中国学界自苏联解体后才开始研究有关苏联上世纪30年代初的饥荒问题,进入新世纪前后,陆续发表了一些研究成果。不过,其中的一部分成果是把乌克兰“大饥荒”作为一个单独的历史事件来分析的,这就把上世纪30年代初发生在苏联各产粮区的饥荒这个整体事实割裂开来,不自觉地陷入到西方的意识形态语境中。在了解乌克兰饥荒问题的来龙去脉之后,中国研究者应明辨是非,坚持正确的立场。

首先,全面客观地揭示历史真相。历史唯物主义的基本要求是客观公正,苏联时代掩盖事实真相的做法不仅违背了历史唯物主义的要求,也使历史问题在被揭开后更加复杂。作为历史研究者,有责任向公众揭示历史真相。如当代俄罗斯历史学家、俄罗斯科学院院士茹科夫所说:“任何时候都应该知道历史真相是什么。任何一个错误如果把它放大,那么它就不是真相,这是对历史不负责的态度。”不过,揭示历史真相应该客观全面,用事实和材料说话。苏联饥荒的真相最早是从乌克兰开始揭示的。
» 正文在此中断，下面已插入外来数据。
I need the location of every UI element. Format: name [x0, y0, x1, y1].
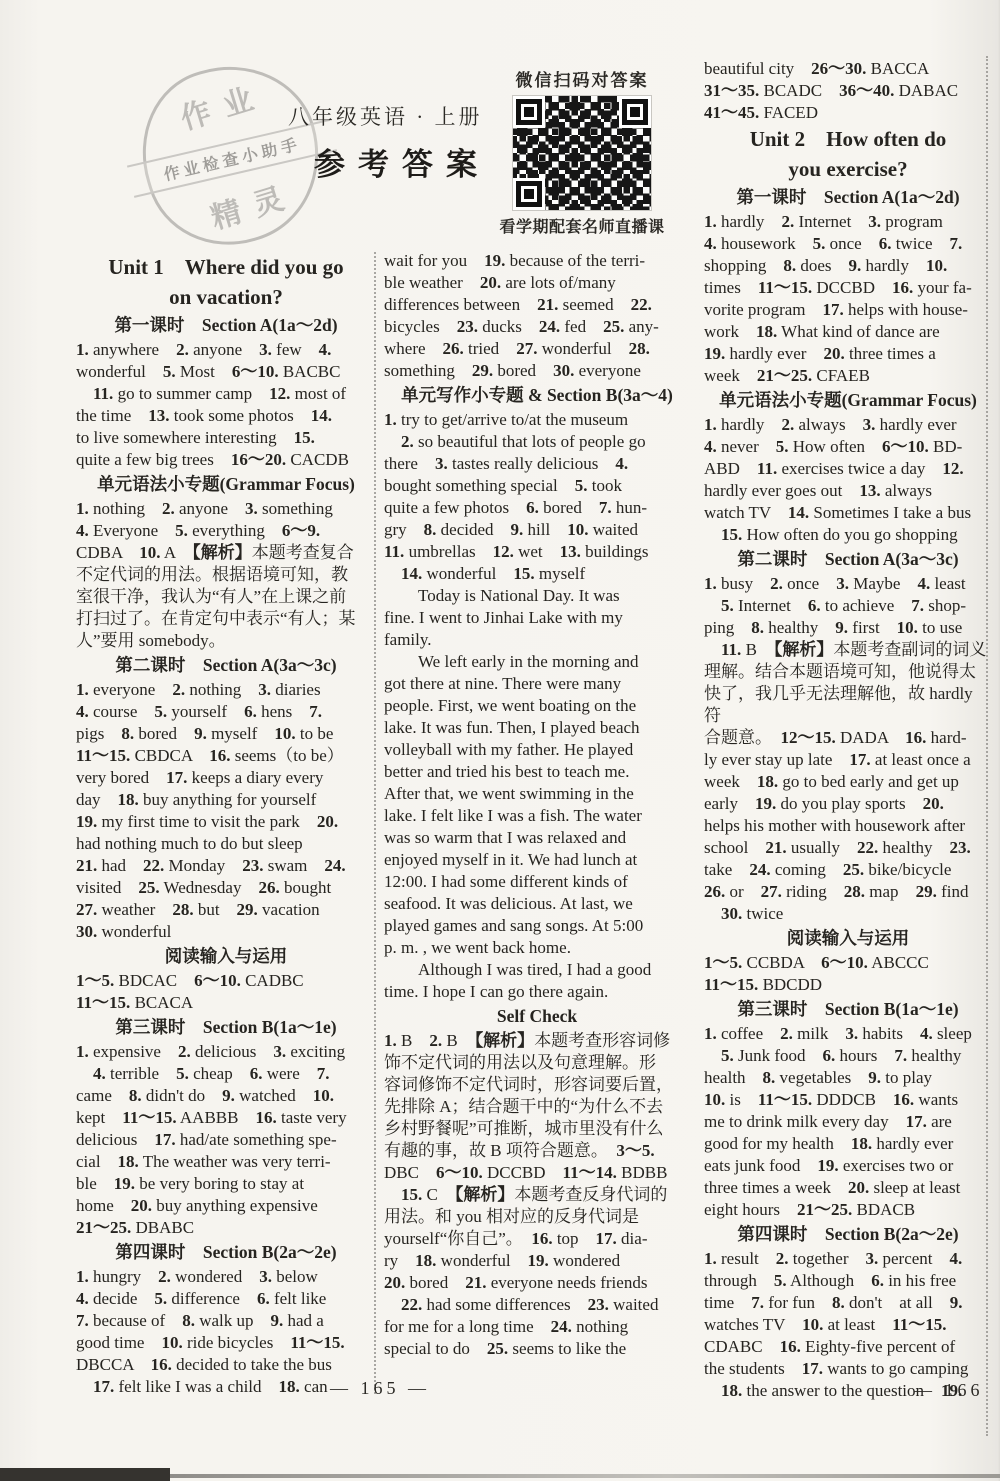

在早期,当人们没有掌握足够的事实材料时,对乌克兰饥荒的认识有可能取代对整个苏联饥荒的认识。不过,随着历史的面纱逐步揭开,苏联饥荒的完整画面逐渐呈现在人们的面前,在这个时候,如果研究者仍然坚持把乌克兰一个地区的饥荒与整个苏联饥荒割裂开来,把历史事实碎片化,就违背了历史研究的基本原则。在此,意大利著名历史学家克罗齐的历史观或许更有启示:“我们不应当把任何历史的开端看成一种绝对的开端,也不应当用一种简单化的方式去设想各个时期……对历史的每一次思索在思索的当时永远是足够的,而对后来则永远是不够的。”

其次,历史问题不能过度政治化。历史研究具有知古鉴今的作用,澄清历史事实,汲取其中的教训,警示后人,是历史研究的任务。但如果把历史事实与当代政治结合到一起,把历史问题变成政治的工具,甚至变成一些国家干预他国内政、挑唆别国关系的工具,那么这个历史问题就可能永远为政治所左右,只要有政治需要,就会被提起。苏联解体前,西方借乌克兰“大饥荒”问题插手苏联内部事务,与乌克兰民族主义者一同推动乌克兰脱离联盟。苏联解体后,这个问题又成为西方插手乌克兰和俄罗斯关系的一个借口,只要乌俄双方不能达成共识,西方就有可能借此干预两国关系。对此,中国研究者需要有明确的认识和坚决的态度,在澄清历史事实的过程中,一定要认清历史问题政治化的实质,避免人云亦云,夸大甚至绝对化历史事实。尤其在牵涉到民族地区的历史问题上,更要保持清醒的头脑,时刻警惕西方的意识形态陷阱。